All of these things have happened several times before. Photography did not obsolete painting, but it did have a profound influence on the visual arts, create new kinds of artist, and also created entirely different things like “photojournalists” and “selfies.” Photoshop, even with tremendously sophisticated filters, likewise didn’t obsolete photography. It was certainly used to create junk, but as people learned to use it as a scalpel instead of an axe, it became a critical part of many artists’ toolboxes.
I think this is applicable to many fields where the objective isn’t to create or do one specific thing, but to engage in a dialogue with others. When the interaction itself is the fundamental thing, there’s no sense in which the computer “replaces” it; instead, it participates.

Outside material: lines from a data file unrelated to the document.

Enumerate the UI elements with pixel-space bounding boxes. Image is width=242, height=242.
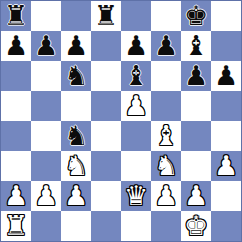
square-g2[interactable]: ♟ [181,181,211,211]
black-pawn: ♟ [34,32,58,59]
black-bishop: ♝ [184,32,208,59]
square-h1[interactable] [211,211,241,241]
square-b3[interactable] [31,151,61,181]
square-g5[interactable] [181,91,211,121]
square-b5[interactable] [31,91,61,121]
square-b6[interactable] [31,61,61,91]
black-pawn: ♟ [184,62,208,89]
square-a8[interactable]: ♜ [1,1,31,31]
black-pawn: ♟ [154,32,178,59]
black-knight: ♞ [64,62,88,89]
square-d2[interactable] [91,181,121,211]
square-h8[interactable] [211,1,241,31]
square-b7[interactable]: ♟ [31,31,61,61]
black-bishop: ♝ [124,62,148,89]
white-king: ♚ [184,212,208,239]
white-pawn: ♟ [34,182,58,209]
square-d8[interactable]: ♜ [91,1,121,31]
white-bishop: ♝ [154,122,178,149]
white-rook: ♜ [4,212,28,239]
white-pawn: ♟ [214,152,238,179]
square-c5[interactable] [61,91,91,121]
white-pawn: ♟ [4,182,28,209]
square-b4[interactable] [31,121,61,151]
square-h6[interactable]: ♟ [211,61,241,91]
square-g3[interactable] [181,151,211,181]
square-c8[interactable] [61,1,91,31]
white-pawn: ♟ [124,92,148,119]
square-d6[interactable] [91,61,121,91]
square-a6[interactable] [1,61,31,91]
black-pawn: ♟ [64,32,88,59]
square-e4[interactable] [121,121,151,151]
black-pawn: ♟ [214,62,238,89]
square-f3[interactable]: ♞ [151,151,181,181]
square-d7[interactable] [91,31,121,61]
black-king: ♚ [184,2,208,29]
square-g1[interactable]: ♚ [181,211,211,241]
square-c2[interactable]: ♟ [61,181,91,211]
square-g4[interactable] [181,121,211,151]
square-b2[interactable]: ♟ [31,181,61,211]
square-e7[interactable]: ♟ [121,31,151,61]
square-c7[interactable]: ♟ [61,31,91,61]
square-a1[interactable]: ♜ [1,211,31,241]
square-f4[interactable]: ♝ [151,121,181,151]
square-h2[interactable] [211,181,241,211]
square-d1[interactable] [91,211,121,241]
square-g8[interactable]: ♚ [181,1,211,31]
white-pawn: ♟ [184,182,208,209]
square-f5[interactable] [151,91,181,121]
white-pawn: ♟ [154,182,178,209]
square-f7[interactable]: ♟ [151,31,181,61]
black-pawn: ♟ [124,32,148,59]
square-d4[interactable] [91,121,121,151]
black-rook: ♜ [94,2,118,29]
square-b8[interactable] [31,1,61,31]
square-f8[interactable] [151,1,181,31]
square-a5[interactable] [1,91,31,121]
square-h4[interactable] [211,121,241,151]
white-pawn: ♟ [64,182,88,209]
square-f2[interactable]: ♟ [151,181,181,211]
square-a2[interactable]: ♟ [1,181,31,211]
square-f6[interactable] [151,61,181,91]
black-rook: ♜ [4,2,28,29]
black-pawn: ♟ [4,32,28,59]
square-e8[interactable] [121,1,151,31]
square-c3[interactable]: ♞ [61,151,91,181]
square-c4[interactable]: ♞ [61,121,91,151]
square-e2[interactable]: ♛ [121,181,151,211]
square-d5[interactable] [91,91,121,121]
square-e6[interactable]: ♝ [121,61,151,91]
square-f1[interactable] [151,211,181,241]
square-e3[interactable] [121,151,151,181]
square-c6[interactable]: ♞ [61,61,91,91]
square-d3[interactable] [91,151,121,181]
square-g6[interactable]: ♟ [181,61,211,91]
white-queen: ♛ [124,182,148,209]
square-e5[interactable]: ♟ [121,91,151,121]
square-h3[interactable]: ♟ [211,151,241,181]
square-h5[interactable] [211,91,241,121]
square-a7[interactable]: ♟ [1,31,31,61]
white-knight: ♞ [154,152,178,179]
square-e1[interactable] [121,211,151,241]
square-c1[interactable] [61,211,91,241]
square-a3[interactable] [1,151,31,181]
white-knight: ♞ [64,152,88,179]
square-h7[interactable] [211,31,241,61]
chess-board: ♜♜♚♟♟♟♟♟♝♞♝♟♟♟♞♝♞♞♟♟♟♟♛♟♟♜♚ [0,0,242,242]
square-a4[interactable] [1,121,31,151]
square-g7[interactable]: ♝ [181,31,211,61]
black-knight: ♞ [64,122,88,149]
square-b1[interactable] [31,211,61,241]
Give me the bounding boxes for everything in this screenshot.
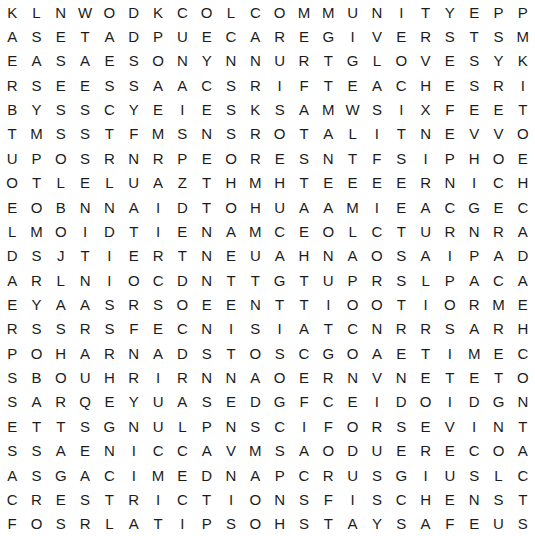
grid-cell[interactable]: T (340, 146, 364, 170)
grid-cell[interactable]: L (219, 0, 243, 24)
grid-cell[interactable]: I (365, 122, 389, 146)
grid-cell[interactable]: S (24, 244, 48, 268)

From a business perspective, it’s a little more complicated, but again not trivial. One can think of AI artists as more artists on the market, and perhaps there will be AI-created products which replace things that people use artists for today. (Much like demand for oil portraiture plummeted with the rise of cameras) But the work of two artists is not a substitutable good in most cases. The work created by AIs will often differ from the work of humans not in technical possibility, but in the choice of what to create: an AI would not create the same thing as a human, not because either couldn’t, but because the human and the AI are trying to communicate two different things – just like two human artists.
So I, for one, am not afraid that art will vanish or become the domain of computers alone. Rather, I’m looking forward to the extraordinary ideas of the next few decades, from both human and artificially intelligent creators.